De Coroico à Rurrenabaque

À l'arrivée du trek à Coroico      © Julie's journeys
À l'arrivée du trek à Coroico © Julie's journeys

Se rendre de l’Altiplano à l’Amazonie à pied est l’un de mes meilleurs souvenirs de Bolivie. Mais il reste encore une nuit de bus pour s’enfoncer vraiment dans la forêt vierge.

Coroico et sa route de la mort

Après le trek, repos bien mérité à Coroico (1750 m). Je range cette ville dans le même panier que Baños en Equateur : climat agréable, ni trop chaud, ni trop froid, entre montagnes et forêt tropicale. Les touristes adorent. Le village foisonne d’hôtels et de restaurants, dont certains luxueux, à des prix très abordables. Je suis à Sol y Luna, un peu excentré. Ambiance très (trop ?) zen, il possède son propre parc avec laboratoire de plantes médicinales et piscine, depuis lequel on jouit d’une vue exceptionnelle sur Coroico. Le tout pour 50 bolivianos (5 euros).

Il est très populaire de rejoindre en vélo Coroico par la route de la mort. Réputée comme la plus dangereuse au monde, la route de la mort n’est plus aujourd’hui le seul moyen de relier La Paz à la ville des Yungas. Une nouvelle route a été construite, ce qui a considérablement allégé le trafic sur l’ancienne, de fait moins risquée, car les camions ne se croisent plus que rarement. De nombreuses excursions en bicyclette sont organisées  depuis La Paz mais ce n’est à mon avis pas très prudent de se lancer dans l’entreprise, surtout que maintenant, ce n’est plus tellement original car presque tous les touristes le font. Malgré tout, les sensations doivent être exceptionnelles.
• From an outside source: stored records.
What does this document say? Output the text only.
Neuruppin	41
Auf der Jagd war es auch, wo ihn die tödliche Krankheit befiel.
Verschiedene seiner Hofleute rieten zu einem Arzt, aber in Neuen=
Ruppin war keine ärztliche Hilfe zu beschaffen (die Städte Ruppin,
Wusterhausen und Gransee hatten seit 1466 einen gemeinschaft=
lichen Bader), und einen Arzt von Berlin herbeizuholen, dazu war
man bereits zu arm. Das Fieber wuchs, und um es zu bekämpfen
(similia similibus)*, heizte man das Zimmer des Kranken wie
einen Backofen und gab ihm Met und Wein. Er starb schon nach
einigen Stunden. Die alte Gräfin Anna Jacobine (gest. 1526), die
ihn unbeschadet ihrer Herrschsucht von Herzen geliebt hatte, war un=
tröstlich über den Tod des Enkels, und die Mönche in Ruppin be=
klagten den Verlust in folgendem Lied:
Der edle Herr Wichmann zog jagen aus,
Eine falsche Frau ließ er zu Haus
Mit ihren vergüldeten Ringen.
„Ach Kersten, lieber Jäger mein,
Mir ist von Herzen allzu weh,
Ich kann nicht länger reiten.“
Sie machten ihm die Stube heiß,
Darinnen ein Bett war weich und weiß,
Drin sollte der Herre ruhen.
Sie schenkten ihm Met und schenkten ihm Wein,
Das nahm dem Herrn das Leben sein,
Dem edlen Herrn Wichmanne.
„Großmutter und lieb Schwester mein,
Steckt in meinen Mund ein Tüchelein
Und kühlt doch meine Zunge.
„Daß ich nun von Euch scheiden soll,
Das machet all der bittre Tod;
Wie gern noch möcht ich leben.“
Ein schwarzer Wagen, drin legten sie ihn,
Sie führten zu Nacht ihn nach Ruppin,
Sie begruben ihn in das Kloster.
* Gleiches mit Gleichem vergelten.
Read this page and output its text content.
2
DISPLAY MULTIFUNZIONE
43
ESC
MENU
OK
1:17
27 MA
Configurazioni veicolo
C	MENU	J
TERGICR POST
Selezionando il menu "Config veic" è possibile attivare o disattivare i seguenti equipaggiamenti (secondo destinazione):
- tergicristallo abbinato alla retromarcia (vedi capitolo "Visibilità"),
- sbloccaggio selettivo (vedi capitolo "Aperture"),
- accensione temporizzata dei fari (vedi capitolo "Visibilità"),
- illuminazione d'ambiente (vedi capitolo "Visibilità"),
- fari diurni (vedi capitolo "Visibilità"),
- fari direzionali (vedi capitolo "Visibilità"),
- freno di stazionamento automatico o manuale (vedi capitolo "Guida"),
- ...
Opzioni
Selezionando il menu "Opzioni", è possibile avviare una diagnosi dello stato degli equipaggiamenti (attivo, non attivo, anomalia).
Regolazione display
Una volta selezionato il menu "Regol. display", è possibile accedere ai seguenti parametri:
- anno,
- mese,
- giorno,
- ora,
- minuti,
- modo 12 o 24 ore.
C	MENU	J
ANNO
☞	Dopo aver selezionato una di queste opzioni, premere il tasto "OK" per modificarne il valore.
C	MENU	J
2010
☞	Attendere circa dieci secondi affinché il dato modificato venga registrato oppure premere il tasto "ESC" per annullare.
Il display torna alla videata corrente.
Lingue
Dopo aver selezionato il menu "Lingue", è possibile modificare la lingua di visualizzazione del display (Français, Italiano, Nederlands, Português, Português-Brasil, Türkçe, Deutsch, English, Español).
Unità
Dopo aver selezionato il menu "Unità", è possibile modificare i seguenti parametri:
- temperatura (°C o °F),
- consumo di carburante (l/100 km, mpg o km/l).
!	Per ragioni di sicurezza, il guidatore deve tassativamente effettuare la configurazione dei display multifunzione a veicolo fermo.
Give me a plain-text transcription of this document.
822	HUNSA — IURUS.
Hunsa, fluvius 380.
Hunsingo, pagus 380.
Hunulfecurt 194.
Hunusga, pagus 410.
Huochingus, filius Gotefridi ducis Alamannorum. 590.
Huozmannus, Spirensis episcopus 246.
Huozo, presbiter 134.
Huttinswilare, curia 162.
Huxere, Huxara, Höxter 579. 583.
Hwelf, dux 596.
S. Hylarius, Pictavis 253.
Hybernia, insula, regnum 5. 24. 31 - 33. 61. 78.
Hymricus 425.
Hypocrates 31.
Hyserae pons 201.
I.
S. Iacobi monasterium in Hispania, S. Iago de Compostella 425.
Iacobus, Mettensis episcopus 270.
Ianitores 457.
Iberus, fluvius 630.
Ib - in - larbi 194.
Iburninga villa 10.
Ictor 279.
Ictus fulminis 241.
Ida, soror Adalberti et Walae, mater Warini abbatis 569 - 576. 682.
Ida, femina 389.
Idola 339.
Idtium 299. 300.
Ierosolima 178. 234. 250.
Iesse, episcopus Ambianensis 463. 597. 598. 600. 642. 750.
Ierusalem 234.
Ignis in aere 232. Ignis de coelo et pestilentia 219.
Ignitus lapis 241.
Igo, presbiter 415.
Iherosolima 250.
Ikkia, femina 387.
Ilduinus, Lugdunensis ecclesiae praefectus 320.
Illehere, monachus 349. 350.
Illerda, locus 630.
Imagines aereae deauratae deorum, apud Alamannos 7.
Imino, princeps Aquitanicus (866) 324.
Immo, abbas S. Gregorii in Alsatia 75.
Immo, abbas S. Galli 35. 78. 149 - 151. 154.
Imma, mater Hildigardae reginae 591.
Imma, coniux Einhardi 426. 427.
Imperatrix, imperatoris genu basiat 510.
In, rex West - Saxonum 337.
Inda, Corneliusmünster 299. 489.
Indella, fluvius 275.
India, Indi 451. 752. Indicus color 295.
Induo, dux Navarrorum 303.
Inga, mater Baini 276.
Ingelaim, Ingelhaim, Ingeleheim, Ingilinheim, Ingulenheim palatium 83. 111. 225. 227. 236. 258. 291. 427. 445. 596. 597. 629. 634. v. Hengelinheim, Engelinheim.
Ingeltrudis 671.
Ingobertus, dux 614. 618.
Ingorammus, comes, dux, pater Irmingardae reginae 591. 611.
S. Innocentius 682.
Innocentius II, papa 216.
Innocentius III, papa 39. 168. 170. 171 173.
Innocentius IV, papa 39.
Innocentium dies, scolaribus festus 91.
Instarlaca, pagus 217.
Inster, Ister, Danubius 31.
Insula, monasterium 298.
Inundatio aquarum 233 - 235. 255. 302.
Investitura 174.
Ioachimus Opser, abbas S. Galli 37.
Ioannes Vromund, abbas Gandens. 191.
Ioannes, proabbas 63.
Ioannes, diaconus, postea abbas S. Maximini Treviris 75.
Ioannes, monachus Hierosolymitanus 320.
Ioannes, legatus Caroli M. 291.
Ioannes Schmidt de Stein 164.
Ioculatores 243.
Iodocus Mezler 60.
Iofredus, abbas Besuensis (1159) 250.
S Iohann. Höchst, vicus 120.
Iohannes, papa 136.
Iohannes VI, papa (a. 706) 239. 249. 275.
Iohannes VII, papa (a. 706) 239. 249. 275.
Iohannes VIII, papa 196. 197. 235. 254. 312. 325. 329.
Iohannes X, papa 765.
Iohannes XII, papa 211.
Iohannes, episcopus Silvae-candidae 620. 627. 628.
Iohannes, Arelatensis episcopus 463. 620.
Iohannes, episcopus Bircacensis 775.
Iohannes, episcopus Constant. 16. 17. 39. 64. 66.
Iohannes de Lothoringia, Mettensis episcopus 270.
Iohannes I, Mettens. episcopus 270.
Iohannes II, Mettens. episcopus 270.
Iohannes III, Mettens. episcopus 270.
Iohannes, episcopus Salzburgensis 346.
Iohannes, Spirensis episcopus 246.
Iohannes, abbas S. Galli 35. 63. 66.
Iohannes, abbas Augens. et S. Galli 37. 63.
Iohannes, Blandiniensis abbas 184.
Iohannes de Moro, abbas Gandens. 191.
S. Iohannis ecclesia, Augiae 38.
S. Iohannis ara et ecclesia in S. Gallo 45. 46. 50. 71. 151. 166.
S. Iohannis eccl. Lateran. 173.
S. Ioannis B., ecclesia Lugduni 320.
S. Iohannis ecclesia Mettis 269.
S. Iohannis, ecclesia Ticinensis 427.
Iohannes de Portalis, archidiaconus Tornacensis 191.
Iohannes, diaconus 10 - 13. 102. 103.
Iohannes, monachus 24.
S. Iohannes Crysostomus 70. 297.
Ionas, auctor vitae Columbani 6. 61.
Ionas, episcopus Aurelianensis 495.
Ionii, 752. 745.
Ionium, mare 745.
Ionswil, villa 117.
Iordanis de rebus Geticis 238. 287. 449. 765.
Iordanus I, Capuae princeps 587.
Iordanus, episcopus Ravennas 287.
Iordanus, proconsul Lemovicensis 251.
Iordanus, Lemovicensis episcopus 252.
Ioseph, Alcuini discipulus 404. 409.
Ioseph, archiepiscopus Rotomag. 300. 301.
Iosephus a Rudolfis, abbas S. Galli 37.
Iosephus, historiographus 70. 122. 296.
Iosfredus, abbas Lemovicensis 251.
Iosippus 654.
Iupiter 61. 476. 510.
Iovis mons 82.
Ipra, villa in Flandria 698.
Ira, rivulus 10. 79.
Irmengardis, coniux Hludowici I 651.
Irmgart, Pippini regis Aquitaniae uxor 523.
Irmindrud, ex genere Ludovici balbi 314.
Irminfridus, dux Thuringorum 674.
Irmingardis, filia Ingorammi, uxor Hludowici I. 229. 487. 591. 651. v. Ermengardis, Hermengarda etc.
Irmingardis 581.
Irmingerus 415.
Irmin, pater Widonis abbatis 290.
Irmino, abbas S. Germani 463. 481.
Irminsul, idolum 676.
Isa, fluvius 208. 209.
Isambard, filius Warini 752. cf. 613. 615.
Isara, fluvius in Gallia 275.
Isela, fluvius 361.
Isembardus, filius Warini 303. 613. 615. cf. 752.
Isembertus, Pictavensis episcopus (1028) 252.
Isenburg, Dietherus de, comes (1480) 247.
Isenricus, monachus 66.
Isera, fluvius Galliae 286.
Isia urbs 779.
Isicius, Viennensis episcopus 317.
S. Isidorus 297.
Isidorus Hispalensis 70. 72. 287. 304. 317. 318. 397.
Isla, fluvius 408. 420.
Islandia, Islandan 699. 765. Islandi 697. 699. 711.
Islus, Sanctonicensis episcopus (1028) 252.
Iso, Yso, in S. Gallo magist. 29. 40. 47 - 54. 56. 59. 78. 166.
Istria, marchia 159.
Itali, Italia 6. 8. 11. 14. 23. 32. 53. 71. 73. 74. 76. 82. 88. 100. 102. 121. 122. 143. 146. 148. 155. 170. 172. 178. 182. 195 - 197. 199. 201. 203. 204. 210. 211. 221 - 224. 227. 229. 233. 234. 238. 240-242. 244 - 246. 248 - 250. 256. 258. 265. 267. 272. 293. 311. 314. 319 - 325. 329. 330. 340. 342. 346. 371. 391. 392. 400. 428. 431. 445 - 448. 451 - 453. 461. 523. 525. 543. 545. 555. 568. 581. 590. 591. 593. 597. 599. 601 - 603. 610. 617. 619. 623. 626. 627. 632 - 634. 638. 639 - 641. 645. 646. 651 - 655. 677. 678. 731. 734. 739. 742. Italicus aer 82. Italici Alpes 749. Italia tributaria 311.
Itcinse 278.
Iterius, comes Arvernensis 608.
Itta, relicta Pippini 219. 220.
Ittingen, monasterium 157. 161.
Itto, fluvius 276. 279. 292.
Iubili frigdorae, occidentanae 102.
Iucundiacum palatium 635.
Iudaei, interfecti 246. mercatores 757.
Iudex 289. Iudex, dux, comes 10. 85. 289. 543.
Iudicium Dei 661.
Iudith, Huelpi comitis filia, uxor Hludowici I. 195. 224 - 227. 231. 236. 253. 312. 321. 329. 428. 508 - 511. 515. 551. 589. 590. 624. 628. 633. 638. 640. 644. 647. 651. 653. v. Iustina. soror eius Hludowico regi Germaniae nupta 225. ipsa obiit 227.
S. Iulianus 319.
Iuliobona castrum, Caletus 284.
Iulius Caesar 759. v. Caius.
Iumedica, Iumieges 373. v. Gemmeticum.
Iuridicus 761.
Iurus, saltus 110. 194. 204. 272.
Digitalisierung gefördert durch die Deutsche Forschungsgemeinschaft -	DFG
Un long trajet entre Coroico et Rurrenabaque

Rien de sensationnel à Coroico en revanche, si ce n’est que le 2 février, les pèlerins célèbrent la Vierge. Quand je vous dis que tout est prétexte à faire la fête en Bolivie ! Je passe la matinée à me promener dans la forêt. Je prends ensuite un minibus scolaire jusqu’à Yolosa, où j’attends avec un couple de Chiliens le bus qui mettra plus de vingt heures à rallier Rurrenabaque. Coincée au fond avec les locaux, je regarde défiler les paysages magiques de la « vraie Amazonie ». Malgré tout, la nuit est difficile car le bus, très inconfortable, s’arrête n’importe quand.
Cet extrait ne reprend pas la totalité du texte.